MERL-Rice Near-INfrared Pulse (MR. NIRP) Indoor and Car dataset download [link].

There are several challenges for camera-based vital signs measurements unique to the driver monitoring context which current remote photoplethysmography (rPPG) algorithms cannot account for. There are drastic illumination changes on the driver’s face and the amount of motion during driving is significant.

We have built an active narrowband near infrared (NIR) illumination system with a matching narrow filter on the camera to significantly reduce the outside light variations reaching the driver’s face. Specifically, we have found that using 940 nm wavelength reduces sunlight effects the best. However the SNR of rPPG signals is much lower in NIR than in the visible wavelengths making our system more prone to noise.

To account for the low SNR of rPPG signals recorded with NIR cameras, we developed an optimization-based rPPG signal tracking and denoising algorithm (SparsePPG) based on Robust Principal Components Analysis and sparse frequency spectrum estimation.
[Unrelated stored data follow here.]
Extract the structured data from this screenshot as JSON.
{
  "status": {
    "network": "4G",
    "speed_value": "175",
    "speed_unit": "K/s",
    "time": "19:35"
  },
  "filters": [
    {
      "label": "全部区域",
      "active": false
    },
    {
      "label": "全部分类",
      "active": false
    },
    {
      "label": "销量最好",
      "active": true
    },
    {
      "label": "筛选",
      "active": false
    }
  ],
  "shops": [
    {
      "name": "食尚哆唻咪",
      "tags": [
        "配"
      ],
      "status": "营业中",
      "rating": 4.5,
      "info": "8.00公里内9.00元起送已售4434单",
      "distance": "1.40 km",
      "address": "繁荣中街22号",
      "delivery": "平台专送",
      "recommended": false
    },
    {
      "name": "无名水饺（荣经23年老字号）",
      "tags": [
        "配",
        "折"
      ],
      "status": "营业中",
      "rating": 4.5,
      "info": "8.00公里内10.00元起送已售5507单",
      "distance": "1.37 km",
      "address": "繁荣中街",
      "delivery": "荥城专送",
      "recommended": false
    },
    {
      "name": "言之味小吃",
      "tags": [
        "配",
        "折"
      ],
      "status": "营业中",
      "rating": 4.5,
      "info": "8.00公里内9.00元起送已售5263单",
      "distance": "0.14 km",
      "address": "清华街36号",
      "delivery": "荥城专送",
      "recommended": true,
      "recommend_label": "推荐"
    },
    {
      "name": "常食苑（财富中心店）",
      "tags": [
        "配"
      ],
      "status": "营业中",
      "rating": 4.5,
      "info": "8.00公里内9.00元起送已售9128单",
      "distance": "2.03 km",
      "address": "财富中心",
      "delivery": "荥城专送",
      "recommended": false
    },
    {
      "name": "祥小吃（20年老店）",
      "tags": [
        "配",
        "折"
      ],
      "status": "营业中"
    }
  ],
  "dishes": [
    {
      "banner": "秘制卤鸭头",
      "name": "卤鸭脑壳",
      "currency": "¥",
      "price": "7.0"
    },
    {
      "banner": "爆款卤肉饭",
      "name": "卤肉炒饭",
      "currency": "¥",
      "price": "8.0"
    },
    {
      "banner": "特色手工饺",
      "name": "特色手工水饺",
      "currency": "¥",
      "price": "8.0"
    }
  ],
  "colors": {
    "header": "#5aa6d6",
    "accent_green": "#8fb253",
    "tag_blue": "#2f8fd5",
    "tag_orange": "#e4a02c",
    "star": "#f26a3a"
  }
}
We have collected data in the lab and in the car with both NIR and broadband RGB cameras and we have shown that our NIR system performs better during driving than RGB and achieves comparable accuracy in the lab to the benchmark RGB camera.

I have interned and collaborated with Tim Marks and Hassan Mansour at Mitsubishi Electric Research Lab on this project. The initial results from this work were published in CVPR-CVPM 2018 [pdf] and a full version was published in IEEE Transactions on Intelligent Transportation Systems in 2020 [pdf] [video].

We received the best graduate poster and demo award for this work at 2019 ECE Corporate Affiliates Day at Rice [poster].